Genuine fresh mozzarella, prepared by evening is ready for consumption the next morning, oozing with freshness and flavour, and ideally set upon a hunk of fresh bread. At room temperature, it should yield pearls of milky whey (like a lactating nipple) upon slicing and should squeak when in contact with tooth enamel (more of the same!) after which it should melt in the mouth. Mozzarella's life span is only 3-4 days, if that."

 Barbara


----------



## MJ (May 22, 2004)

Barbara, very interesting! Thanks.
 Fresh curds are to die for!! I love how they "squeek" in your mouth!
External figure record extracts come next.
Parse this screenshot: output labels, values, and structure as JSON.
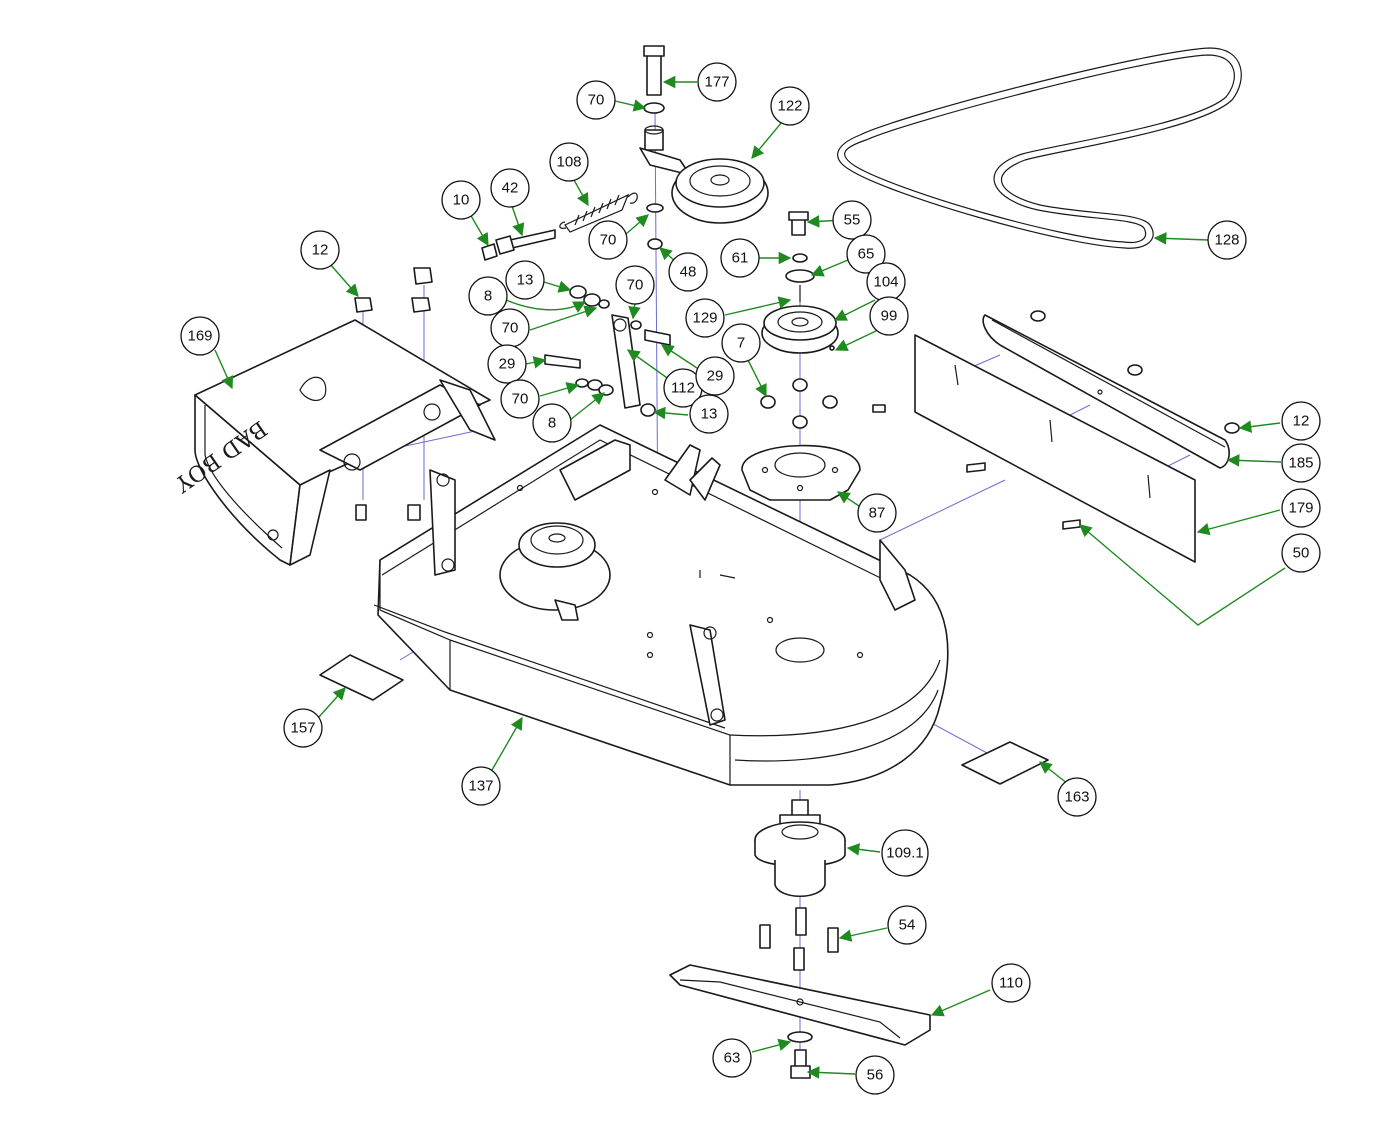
{
  "diagram": {
    "colors": {
      "leader": "#1f8a1f",
      "axis": "#6b6bd6",
      "line": "#1a1a1a"
    },
    "logo_text": "BAD BOY",
    "callouts": [
      {
        "id": "c177",
        "label": "177"
      },
      {
        "id": "c70a",
        "label": "70"
      },
      {
        "id": "c122",
        "label": "122"
      },
      {
        "id": "c108",
        "label": "108"
      },
      {
        "id": "c42",
        "label": "42"
      },
      {
        "id": "c10",
        "label": "10"
      },
      {
        "id": "c70b",
        "label": "70"
      },
      {
        "id": "c48",
        "label": "48"
      },
      {
        "id": "c55",
        "label": "55"
      },
      {
        "id": "c61",
        "label": "61"
      },
      {
        "id": "c65",
        "label": "65"
      },
      {
        "id": "c128",
        "label": "128"
      },
      {
        "id": "c12a",
        "label": "12"
      },
      {
        "id": "c13a",
        "label": "13"
      },
      {
        "id": "c70c",
        "label": "70"
      },
      {
        "id": "c8a",
        "label": "8"
      },
      {
        "id": "c70d",
        "label": "70"
      },
      {
        "id": "c104",
        "label": "104"
      },
      {
        "id": "c129",
        "label": "129"
      },
      {
        "id": "c99",
        "label": "99"
      },
      {
        "id": "c169",
        "label": "169"
      },
      {
        "id": "c29a",
        "label": "29"
      },
      {
        "id": "c112",
        "label": "112"
      },
      {
        "id": "c29b",
        "label": "29"
      },
      {
        "id": "c7",
        "label": "7"
      },
      {
        "id": "c70e",
        "label": "70"
      },
      {
        "id": "c8b",
        "label": "8"
      },
      {
        "id": "c13b",
        "label": "13"
      },
      {
        "id": "c12b",
        "label": "12"
      },
      {
        "id": "c185",
        "label": "185"
      },
      {
        "id": "c87",
        "label": "87"
      },
      {
        "id": "c179",
        "label": "179"
      },
      {
        "id": "c50",
        "label": "50"
      },
      {
        "id": "c157",
        "label": "157"
      },
      {
        "id": "c137",
        "label": "137"
      },
      {
        "id": "c163",
        "label": "163"
      },
      {
        "id": "c1091",
        "label": "109.1"
      },
      {
        "id": "c54",
        "label": "54"
      },
      {
        "id": "c110",
        "label": "110"
      },
      {
        "id": "c63",
        "label": "63"
      },
      {
        "id": "c56",
        "label": "56"
      }
    ]
  }
}
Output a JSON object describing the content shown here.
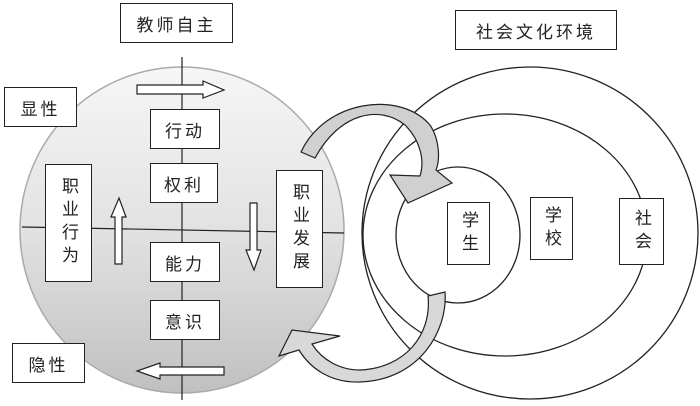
{
  "left": {
    "title": "教师自主",
    "explicit_label": "显性",
    "implicit_label": "隐性",
    "center_boxes": [
      "行动",
      "权利",
      "能力",
      "意识"
    ],
    "left_box": "职业行为",
    "right_box": "职业发展"
  },
  "right": {
    "title": "社会文化环境",
    "inner_labels": [
      "学生",
      "学校",
      "社会"
    ]
  },
  "colors": {
    "circle_fill_light": "#f4f4f4",
    "circle_fill_dark": "#c4c4c4",
    "arrow_fill": "#d0d0d0",
    "stroke": "#222222"
  }
}
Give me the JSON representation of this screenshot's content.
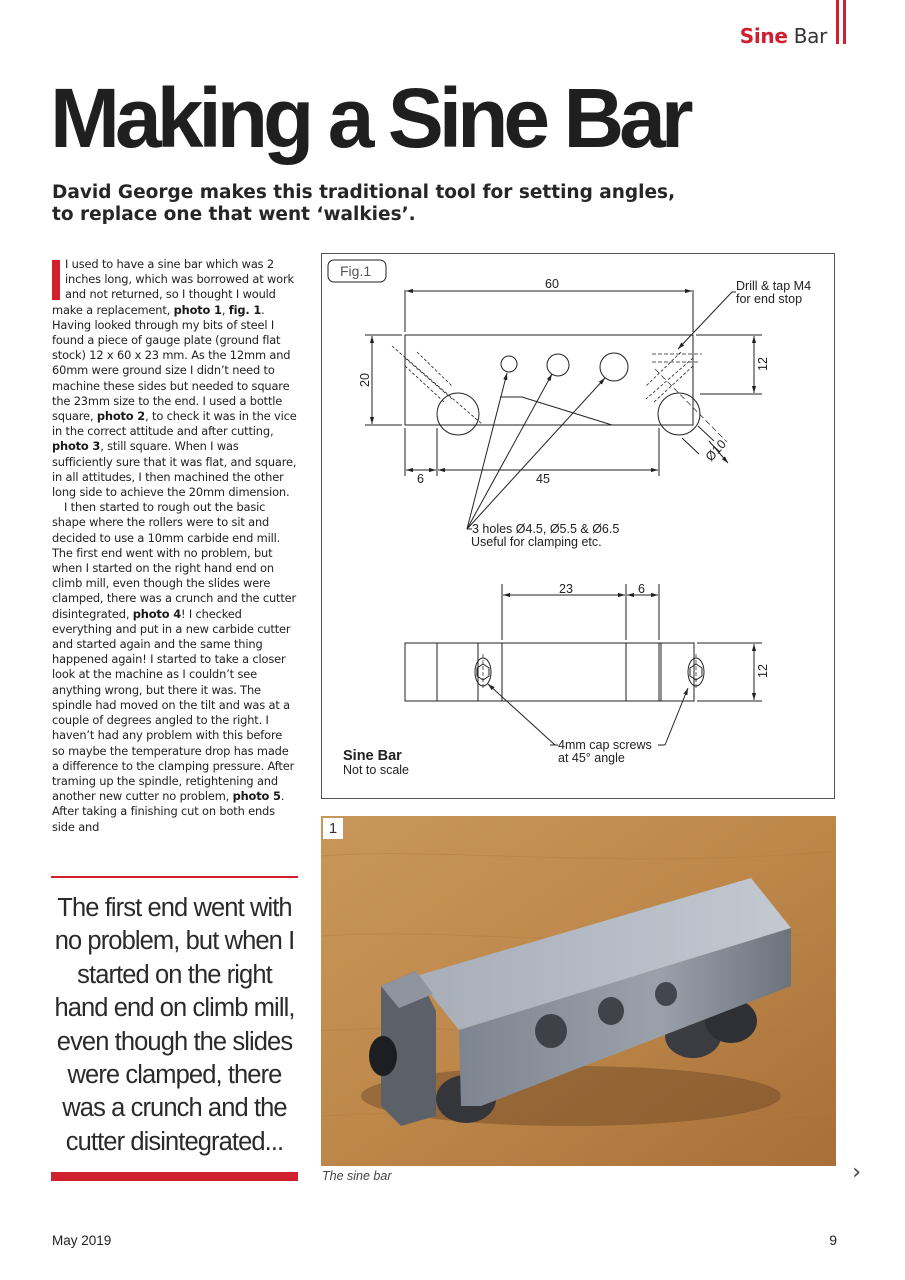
{
  "header": {
    "section_strong": "Sine",
    "section_light": "Bar"
  },
  "title": "Making a Sine Bar",
  "standfirst": "David George makes this traditional tool for setting angles, to replace one that went ‘walkies’.",
  "body": {
    "p1_a": "I used to have a sine bar which was 2 inches long, which was borrowed at work and not returned, so I thought I would make a replacement, ",
    "p1_photo1": "photo 1",
    "p1_comma": ", ",
    "p1_fig1": "fig. 1",
    "p1_b": ". Having looked through my bits of steel I found a piece of gauge plate (ground flat stock) 12 x 60 x 23 mm. As the 12mm and 60mm were ground size I didn’t need to machine these sides but needed to square the 23mm size to the end. I used a bottle square, ",
    "p1_photo2": "photo 2",
    "p1_c": ", to check it was in the vice in the correct attitude and after cutting, ",
    "p1_photo3": "photo 3",
    "p1_d": ", still square. When I was sufficiently sure that it was flat, and square, in all attitudes, I then machined the other long side to achieve the 20mm dimension.",
    "p2_a": "I then started to rough out the basic shape where the rollers were to sit and decided to use a 10mm carbide end mill. The first end went with no problem, but when I started on the right hand end on climb mill, even though the slides were clamped, there was a crunch and the cutter disintegrated, ",
    "p2_photo4": "photo 4",
    "p2_b": "! I checked everything and put in a new carbide cutter and started again and the same thing happened again! I started to take a closer look at the machine as I couldn’t see anything wrong, but there it was. The spindle had moved on the tilt and was at a couple of degrees angled to the right. I haven’t had any problem with this before so maybe the temperature drop has made a difference to the clamping pressure. After traming up the spindle, retightening and another new cutter no problem, ",
    "p2_photo5": "photo 5",
    "p2_c": ". After taking a finishing cut on both ends side and"
  },
  "pull_quote": "The first end went with no problem, but when I started on the right hand end on climb mill, even though the slides were clamped, there was a crunch and the cutter disintegrated...",
  "figure": {
    "label": "Fig.1",
    "dim_60": "60",
    "drill_note_1": "Drill & tap M4",
    "drill_note_2": "for end stop",
    "dim_20": "20",
    "dim_12_top": "12",
    "dim_diameter": "Ø10",
    "dim_6_top": "6",
    "dim_45": "45",
    "holes_note_1": "3 holes Ø4.5, Ø5.5 & Ø6.5",
    "holes_note_2": "Useful for clamping etc.",
    "dim_23": "23",
    "dim_6_bottom": "6",
    "dim_12_bottom": "12",
    "screws_note_1": "4mm cap screws",
    "screws_note_2": "at 45° angle",
    "drawing_title": "Sine Bar",
    "drawing_subtitle": "Not to scale"
  },
  "photo": {
    "number": "1",
    "caption": "The sine bar"
  },
  "nav": {
    "next_arrow": "›"
  },
  "footer": {
    "date": "May 2019",
    "page": "9"
  },
  "colors": {
    "accent": "#d0202e"
  }
}
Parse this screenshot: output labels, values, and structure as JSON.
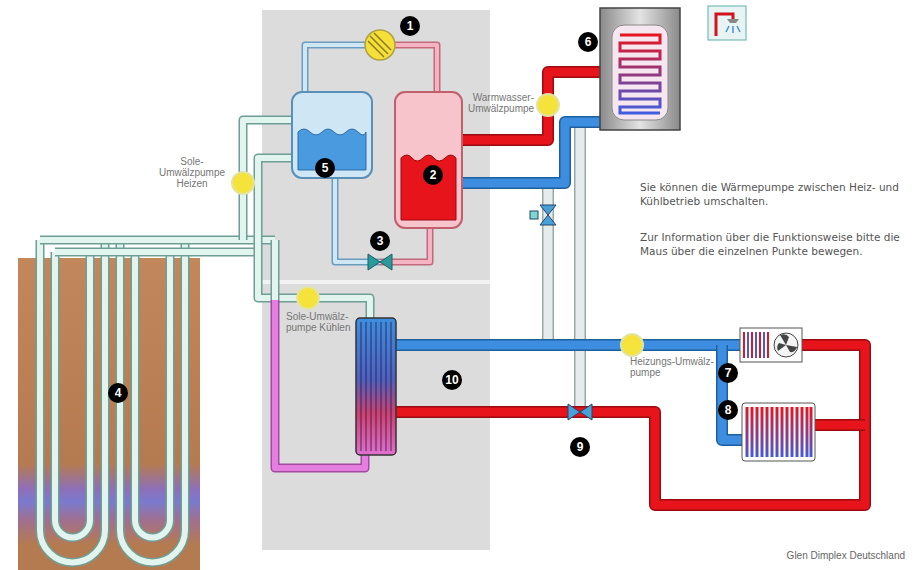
{
  "diagram": {
    "labels": [
      "1",
      "Warmwasser- Umwälzpumpe",
      "6",
      "Sole-Umwälzpumpe Heizen",
      "5",
      "2",
      "Sie können die Wärmepumpe zwischen Heiz- und Kühlbetrieb umschalten.",
      "3",
      "Zur Information über die Funktionsweise bitte die Maus über die einzelnen Punkte bewegen.",
      "Sole-Umwälz- pumpe Kühlen",
      "4",
      "10",
      "Heizungs-Umwälz- pumpe",
      "7",
      "8",
      "9",
      "Glen Dimplex Deutschland"
    ]
  }
}
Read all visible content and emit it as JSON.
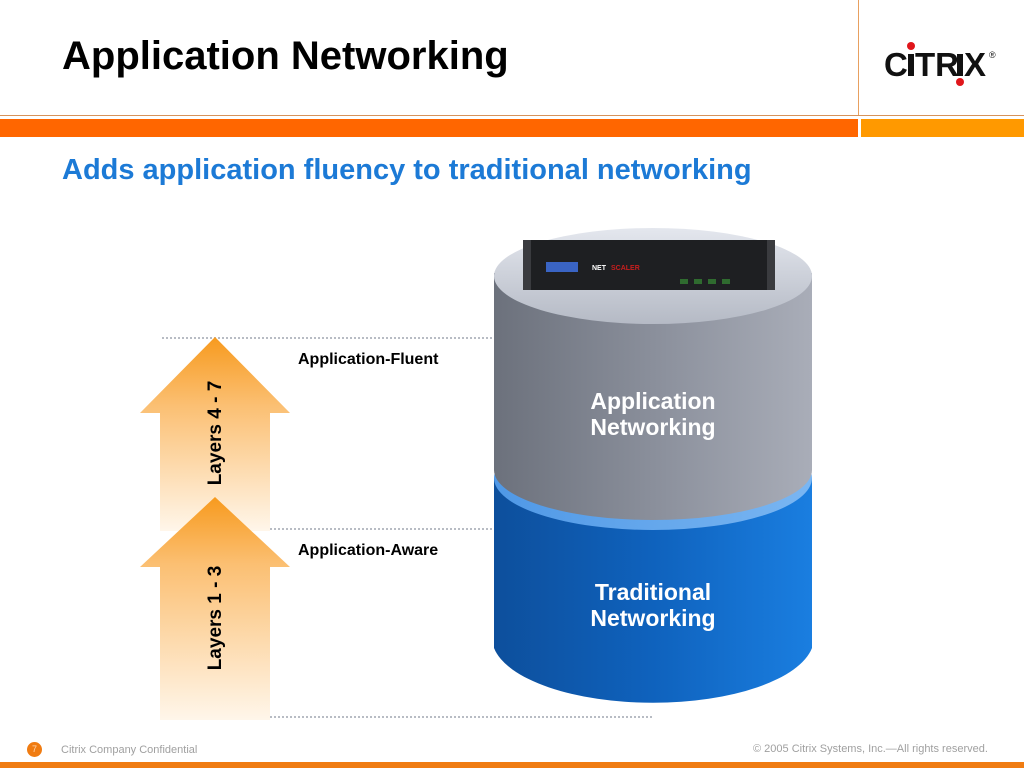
{
  "slide": {
    "title": "Application Networking",
    "subtitle": "Adds application fluency to traditional networking",
    "logo": {
      "text": "CiTRiX",
      "registered": "®",
      "accent_color": "#e0161b"
    }
  },
  "colors": {
    "title": "#000000",
    "subtitle": "#1c7ad6",
    "header_bar": "#ff6600",
    "header_bar_side": "#ff9900",
    "footer_bar": "#f07c12",
    "arrow": "#f8a030",
    "cylinder_top": "#8a8f99",
    "cylinder_bottom": "#1466c4"
  },
  "diagram": {
    "arrows": [
      {
        "label": "Layers 4 - 7"
      },
      {
        "label": "Layers 1 - 3"
      }
    ],
    "levels": [
      {
        "label": "Application-Fluent"
      },
      {
        "label": "Application-Aware"
      }
    ],
    "cylinder": {
      "top_segment": {
        "line1": "Application",
        "line2": "Networking"
      },
      "bottom_segment": {
        "line1": "Traditional",
        "line2": "Networking"
      },
      "device": {
        "brand": "NET",
        "brand_suffix": "SCALER",
        "icon": "server-appliance-icon"
      }
    }
  },
  "footer": {
    "page_number": "7",
    "confidential": "Citrix Company Confidential",
    "copyright": "© 2005 Citrix Systems, Inc.—All rights reserved."
  }
}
Thats funny.


----------



## Alix (May 22, 2004)

Thanks Barbara, that was awesome! I love real mozzarella, and there is an Italian grocery downtown that I go to when I need a fix. I don't have a dairy anywhere close by as we are in a very urban setting here. I will ask a friend of mine who runs a cattle ranch if there is anything near him as I would love to try this for myself. OH, and before I forget...congratulations on finishing your report cards!


----------



## Barbara L (May 22, 2004)

Alix said:
			
		

> OH, and before I forget...congratulations on finishing your report cards!


LOL  Thanks Alix!  I was actually early for once!

 Barbara


----------